A little man in a green suit and red stocking cap raced across our path cackling something in a language I didn't understand. Morley grabbed a rock and started to throw it. I stopped him. "What're you doing?"
"They're vermin, Garrett. Maybe they run on their hind legs and make noises that sound like speech, but they're as much vermin as any rat." But he let the rock drop.
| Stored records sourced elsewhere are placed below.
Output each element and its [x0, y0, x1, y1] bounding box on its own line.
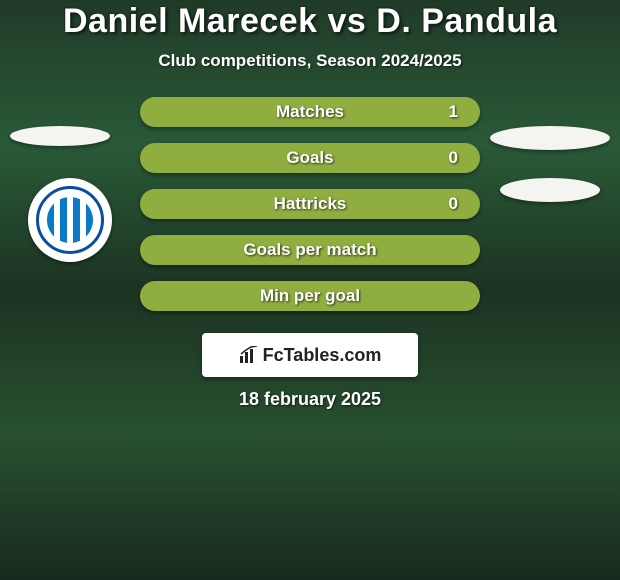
stat-row-goals-per-match: Goals per match — [140, 235, 480, 265]
club-badge-stripes — [47, 197, 93, 243]
stat-row-matches: Matches 1 — [140, 97, 480, 127]
player-left-avatar — [10, 126, 110, 146]
club-badge — [28, 178, 112, 262]
watermark-text: FcTables.com — [239, 345, 382, 366]
stat-label: Matches — [276, 102, 344, 122]
stat-label: Hattricks — [274, 194, 347, 214]
watermark: FcTables.com — [202, 333, 418, 377]
player-right-avatar — [490, 126, 610, 150]
chart-icon — [239, 346, 259, 364]
date: 18 february 2025 — [239, 389, 381, 410]
stats-block: Matches 1 Goals 0 Hattricks 0 Goals per match M… — [140, 97, 480, 327]
club-badge-ring — [36, 186, 104, 254]
stat-label: Min per goal — [260, 286, 360, 306]
stat-row-goals: Goals 0 — [140, 143, 480, 173]
watermark-label: FcTables.com — [263, 345, 382, 366]
subtitle: Club competitions, Season 2024/2025 — [158, 51, 461, 71]
player-right-avatar-2 — [500, 178, 600, 202]
stat-row-min-per-goal: Min per goal — [140, 281, 480, 311]
stat-value: 0 — [449, 148, 458, 168]
stat-value: 0 — [449, 194, 458, 214]
stat-value: 1 — [449, 102, 458, 122]
stat-row-hattricks: Hattricks 0 — [140, 189, 480, 219]
stat-label: Goals — [286, 148, 333, 168]
page-title: Daniel Marecek vs D. Pandula — [63, 2, 557, 41]
stat-label: Goals per match — [243, 240, 376, 260]
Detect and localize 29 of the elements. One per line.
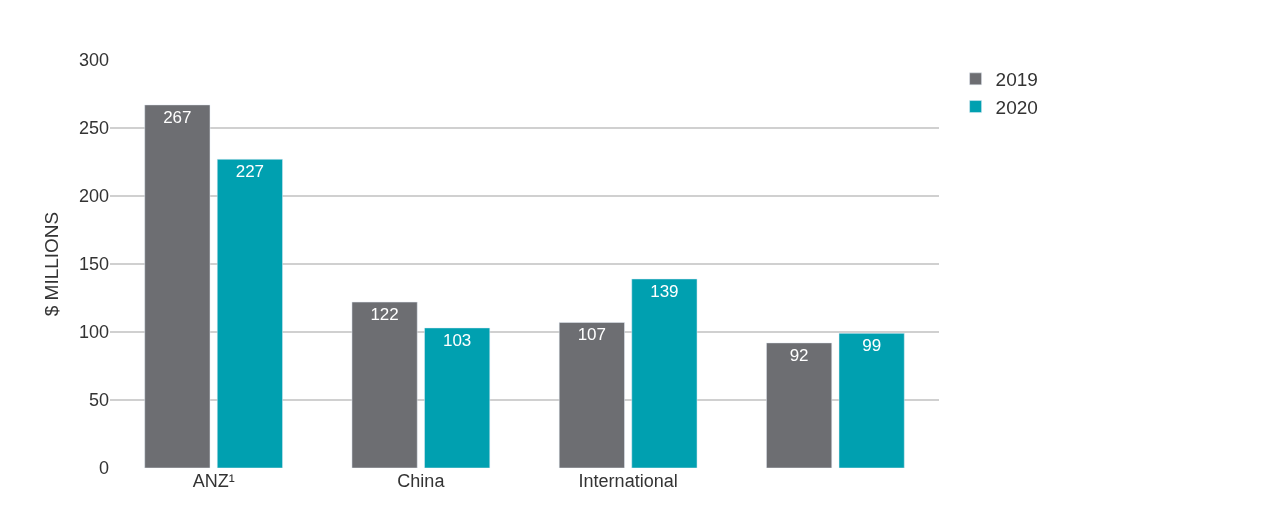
bar (838, 333, 905, 468)
data-label: 139 (650, 281, 679, 301)
bar (351, 301, 418, 468)
data-label: 92 (789, 345, 809, 365)
y-tick-label: 50 (88, 390, 109, 411)
y-tick-label: 0 (98, 458, 109, 479)
data-label: 227 (235, 162, 265, 182)
data-label: 103 (442, 330, 472, 350)
y-tick-label: 200 (78, 186, 109, 207)
data-label: 99 (862, 336, 882, 356)
y-tick-label: 300 (78, 50, 109, 71)
bar (558, 322, 625, 468)
bar (217, 159, 283, 468)
y-tick-label: 150 (78, 254, 109, 275)
y-tick-label: 100 (78, 322, 109, 343)
x-tick-label: ANZ¹ (192, 471, 235, 491)
data-label: 122 (370, 305, 399, 325)
x-tick-label: China (397, 471, 446, 491)
y-tick-label: 250 (78, 118, 109, 139)
data-label: 107 (577, 325, 607, 345)
bar (424, 327, 491, 468)
bar (144, 104, 211, 468)
y-axis-title: $ MILLIONS (40, 211, 62, 317)
legend-label: 2020 (995, 96, 1038, 118)
bar (766, 342, 832, 468)
x-tick-label: International (578, 471, 678, 491)
bar (631, 278, 698, 468)
data-label: 267 (163, 107, 192, 127)
legend-label: 2019 (995, 69, 1038, 91)
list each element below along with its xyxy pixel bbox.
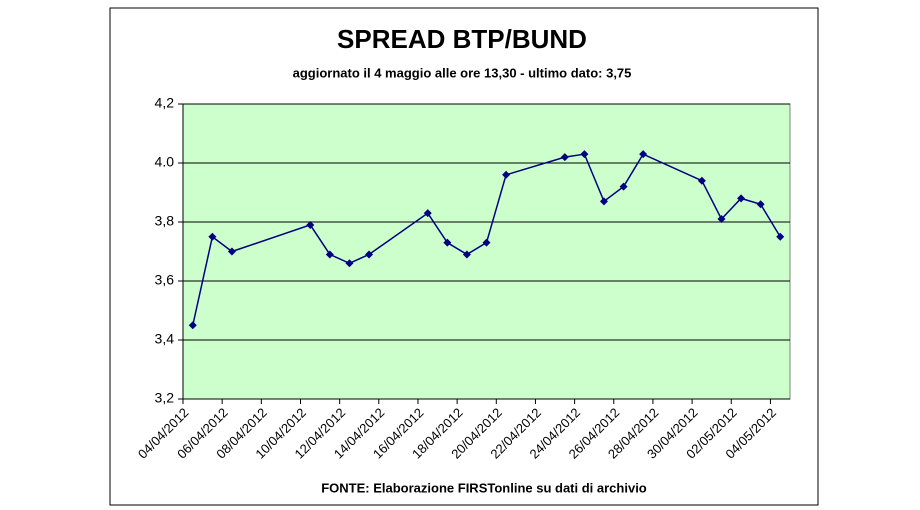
y-tick-label: 4,2 — [155, 95, 175, 111]
data-point — [580, 150, 589, 159]
y-tick-label: 4.0 — [155, 154, 175, 170]
data-point — [619, 182, 628, 191]
data-line — [192, 153, 781, 326]
data-point — [306, 220, 315, 229]
data-point — [443, 238, 452, 247]
data-point — [188, 321, 197, 330]
data-point — [325, 250, 334, 259]
data-point — [365, 250, 374, 259]
plot-area — [182, 103, 791, 400]
data-point — [502, 170, 511, 179]
chart-title: SPREAD BTP/BUND — [337, 24, 587, 54]
data-point — [423, 209, 432, 218]
data-point — [345, 259, 354, 268]
data-point — [599, 197, 608, 206]
data-point — [208, 232, 217, 241]
y-tick-label: 3,8 — [155, 213, 175, 229]
data-point — [227, 247, 236, 256]
y-tick-label: 3,6 — [155, 272, 175, 288]
y-tick-label: 3,4 — [155, 331, 175, 347]
chart-subtitle: aggiornato il 4 maggio alle ore 13,30 - … — [293, 65, 632, 80]
data-point — [462, 250, 471, 259]
data-point — [737, 194, 746, 203]
y-tick-label: 3,2 — [155, 390, 175, 406]
source-note: FONTE: Elaborazione FIRSTonline su dati … — [321, 480, 647, 495]
data-point — [560, 153, 569, 162]
data-point — [776, 232, 785, 241]
data-point — [697, 176, 706, 185]
data-point — [756, 200, 765, 209]
data-point — [482, 238, 491, 247]
data-point — [717, 215, 726, 224]
data-point — [639, 150, 648, 159]
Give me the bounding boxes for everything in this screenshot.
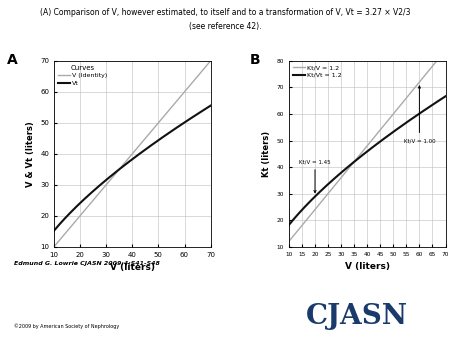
Y-axis label: Kt (liters): Kt (liters) <box>262 131 271 177</box>
Text: A: A <box>7 53 18 67</box>
Text: B: B <box>250 53 261 67</box>
Text: Kt/V = 1.45: Kt/V = 1.45 <box>299 159 331 193</box>
Text: (A) Comparison of V, however estimated, to itself and to a transformation of V, : (A) Comparison of V, however estimated, … <box>40 8 410 18</box>
Text: (see reference 42).: (see reference 42). <box>189 22 261 31</box>
Legend: Kt/V = 1.2, Kt/Vt = 1.2: Kt/V = 1.2, Kt/Vt = 1.2 <box>292 64 343 79</box>
Text: ©2009 by American Society of Nephrology: ©2009 by American Society of Nephrology <box>14 323 119 329</box>
X-axis label: V (liters): V (liters) <box>345 262 390 271</box>
Legend: V (Identity), Vt: V (Identity), Vt <box>57 64 108 87</box>
Text: Edmund G. Lowrie CJASN 2009;4:S41-S48: Edmund G. Lowrie CJASN 2009;4:S41-S48 <box>14 261 159 266</box>
Text: CJASN: CJASN <box>306 304 408 331</box>
Y-axis label: V & Vt (liters): V & Vt (liters) <box>26 121 35 187</box>
Text: Kt/V = 1.00: Kt/V = 1.00 <box>404 86 435 143</box>
X-axis label: V (liters): V (liters) <box>110 263 155 272</box>
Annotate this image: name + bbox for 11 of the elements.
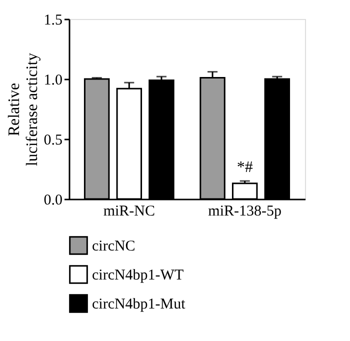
annotation: *# (236, 159, 253, 176)
y-axis-title: Relative luciferase acticity (6, 52, 41, 166)
y-tick-label: 1.5 (44, 12, 62, 28)
legend-label: circNC (92, 238, 136, 254)
x-tick-label: miR-138-5p (208, 204, 282, 220)
legend-label: circN4bp1-WT (92, 268, 184, 284)
y-tick-label: 0.0 (44, 192, 62, 208)
x-tick-label: miR-NC (103, 204, 155, 220)
y-tick-label: 1.0 (44, 72, 62, 88)
legend-label: circN4bp1-Mut (92, 296, 186, 312)
y-tick-label: 0.5 (44, 132, 62, 148)
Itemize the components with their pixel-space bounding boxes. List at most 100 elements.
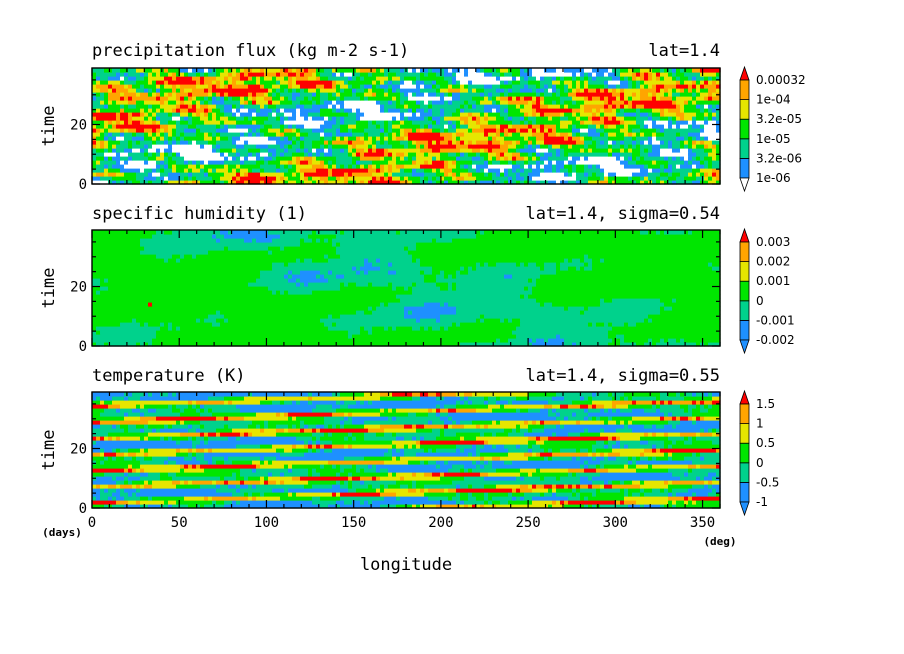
panel-2-annotation: lat=1.4, sigma=0.54 [526, 204, 720, 224]
heatmap-cell [564, 100, 573, 105]
heatmap-cell [484, 84, 493, 89]
heatmap-cell [364, 468, 377, 473]
heatmap-cell [652, 338, 661, 343]
heatmap-cell [532, 342, 565, 347]
heatmap-cell [296, 424, 301, 429]
heatmap-cell [536, 282, 721, 287]
heatmap-cell [584, 258, 593, 263]
heatmap-cell [220, 72, 229, 77]
heatmap-cell [512, 72, 521, 77]
heatmap-cell [644, 164, 649, 169]
heatmap-cell [624, 136, 633, 141]
heatmap-cell [668, 436, 685, 441]
heatmap-cell [372, 464, 377, 469]
heatmap-cell [632, 176, 641, 181]
heatmap-cell [112, 496, 117, 501]
heatmap-cell [92, 124, 97, 129]
heatmap-cell [168, 144, 173, 149]
heatmap-cell [224, 180, 229, 185]
heatmap-cell [552, 408, 557, 413]
heatmap-cell [124, 180, 133, 185]
heatmap-cell [316, 88, 321, 93]
heatmap-cell [564, 84, 569, 89]
heatmap-cell [572, 76, 577, 81]
heatmap-cell [392, 456, 397, 461]
heatmap-cell [268, 148, 277, 153]
heatmap-cell [416, 424, 425, 429]
heatmap-cell [508, 448, 529, 453]
heatmap-cell [172, 156, 185, 161]
heatmap-cell [256, 112, 269, 117]
heatmap-cell [96, 440, 177, 445]
heatmap-cell [704, 144, 709, 149]
heatmap-cell [120, 488, 125, 493]
heatmap-cell [200, 144, 205, 149]
heatmap-cell [384, 326, 389, 331]
heatmap-cell [580, 88, 585, 93]
heatmap-cell [212, 322, 221, 327]
heatmap-cell [408, 96, 441, 101]
heatmap-cell [292, 156, 297, 161]
heatmap-cell [144, 404, 169, 409]
heatmap-cell [456, 432, 481, 437]
heatmap-cell [104, 156, 109, 161]
heatmap-cell [176, 100, 181, 105]
heatmap-cell [484, 440, 489, 445]
heatmap-cell [140, 322, 145, 327]
heatmap-cell [528, 472, 533, 477]
heatmap-cell [176, 500, 213, 505]
heatmap-cell [156, 148, 161, 153]
heatmap-cell [104, 124, 109, 129]
heatmap-cell [144, 392, 149, 397]
heatmap-cell [660, 504, 665, 509]
heatmap-cell [692, 500, 697, 505]
heatmap-cell [120, 436, 141, 441]
heatmap-cell [144, 168, 153, 173]
heatmap-cell [284, 164, 289, 169]
heatmap-cell [108, 92, 121, 97]
heatmap-cell [596, 88, 601, 93]
panel-3-x-tick-labels: 0 50 100 150 200 250 300 350 [88, 515, 715, 531]
heatmap-cell [640, 176, 645, 181]
heatmap-cell [184, 116, 189, 121]
heatmap-cell [372, 330, 513, 335]
heatmap-cell [656, 424, 665, 429]
heatmap-cell [620, 68, 629, 73]
heatmap-cell [480, 230, 485, 235]
heatmap-cell [104, 148, 109, 153]
heatmap-cell [508, 318, 513, 323]
heatmap-cell [584, 460, 589, 465]
heatmap-cell [452, 496, 461, 501]
heatmap-cell [352, 480, 361, 485]
heatmap-cell [396, 480, 413, 485]
heatmap-cell [404, 310, 409, 315]
heatmap-cell [160, 108, 165, 113]
heatmap-cell [228, 152, 237, 157]
heatmap-cell [492, 420, 497, 425]
heatmap-cell [668, 444, 673, 449]
heatmap-cell [220, 124, 225, 129]
heatmap-cell [324, 416, 345, 421]
heatmap-cell [584, 266, 593, 271]
heatmap-cell [384, 176, 389, 181]
heatmap-cell [332, 100, 337, 105]
heatmap-cell [228, 124, 237, 129]
heatmap-cell [480, 92, 485, 97]
heatmap-cell [320, 92, 329, 97]
heatmap-cell [308, 116, 313, 121]
heatmap-cell [668, 88, 673, 93]
heatmap-cell [228, 80, 233, 85]
heatmap-cell [432, 176, 437, 181]
heatmap-cell [356, 148, 365, 153]
heatmap-cell [464, 140, 469, 145]
heatmap-cell [364, 136, 369, 141]
heatmap-cell [284, 480, 309, 485]
heatmap-cell [140, 120, 145, 125]
heatmap-cell [196, 84, 209, 89]
heatmap-cell [240, 488, 273, 493]
heatmap-cell [148, 342, 153, 347]
heatmap-cell [488, 400, 497, 405]
heatmap-cell [520, 262, 525, 267]
heatmap-cell [700, 68, 721, 73]
heatmap-cell [204, 96, 209, 101]
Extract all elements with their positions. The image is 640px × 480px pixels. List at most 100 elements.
I have definite feelings about rats, even the kind that walk on their hind legs and talk and do socially useful things like dig graves. I understood Morley's mood if not his particular prejudice.
The Old Witch—I never heard her called anything else—grinned down at us. Hers was a classic gap-toothed grin. She looked like every witch from every witch story you've ever heard. There was no shaking my certainty that it was deliberate.
A mad cackle floated down. The peafowl answered as though to one of their own.
"Spooky," Morley said.
"That's her image. Her game. She's harmless."
"So you say."
"That was the word on her when I was here before. Crazy as a gnome on weed, but harmless."
"Nobody who harbors those little vipers is harmless. Or blameless. You let them skulk around your garden, they breed like rabbits, and first thing you know they've driven all the decent folk away with their malicious tricks."
We were up under the balcony now. I forbore mentioning his earlier response to a gardener's bigotry. It wouldn't have done any good. Folks always believe their own racism is the result of divine inspiration, incontestably valid.
My dislike for rat people is, of course, the exception to the rule of irrationality underlying such patterns of belief.
The Old Witch cackled again, and the peafowl took up the chorus once more. She called down, "He was murdered, you know."
"Who was?" I asked.
"The man you were looking for, Private Garrett. Syndic Klaus. They think no one knows. But they are wrong. They were seen. Weren't they, my little pretties?"